Teck Resources Ltd. (TSE:TCK – Free Report) – Equities researchers at Zacks Research lifted their FY2026 EPS estimates for Teck Resources in a research note issued to investors on Thursday, January 29th. Zacks Research analyst Team now forecasts that the company will post earnings per share of $2.38 for the year, up from their previous estimate of $1.99. Zacks Research also issued estimates for Teck Resources’ FY2027 earnings at $2.54 EPS.
TCK has been the topic of several other reports. Citigroup raised Teck Resources from a “hold” rating to a “strong-buy” rating in a report on Monday. Natl Bk Canada cut shares of Teck Resources from a “strong-buy” rating to a “hold” rating in a research report on Friday, December 5th.

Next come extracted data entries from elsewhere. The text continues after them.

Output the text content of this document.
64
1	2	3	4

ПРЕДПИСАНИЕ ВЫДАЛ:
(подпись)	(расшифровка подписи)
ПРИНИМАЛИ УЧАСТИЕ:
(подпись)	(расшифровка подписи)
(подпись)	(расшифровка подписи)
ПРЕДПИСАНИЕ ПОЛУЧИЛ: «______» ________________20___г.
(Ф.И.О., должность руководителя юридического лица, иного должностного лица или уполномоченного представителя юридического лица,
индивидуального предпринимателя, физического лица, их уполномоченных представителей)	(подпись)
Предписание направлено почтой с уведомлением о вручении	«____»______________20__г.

Canaccord Genuity Group downgraded shares of Teck Resources from a “strong-buy” rating to a “hold” rating in a research note on Wednesday, October 8th. Veritas upgraded shares of Teck Resources from a “strong sell” rating to a “strong-buy” rating in a research report on Thursday, January 15th. Finally, Scotiabank downgraded shares of Teck Resources from a “strong-buy” rating to a “hold” rating in a report on Thursday, November 6th. Five equities research analysts have rated the stock with a Strong Buy rating and nine have given a Hold rating to the stock. Based on data from MarketBeat, the stock presently has an average rating of “Moderate Buy”.
Teck Resources Price Performance
About Teck Resources
Trillium Acquisition Corp is a capital pool company.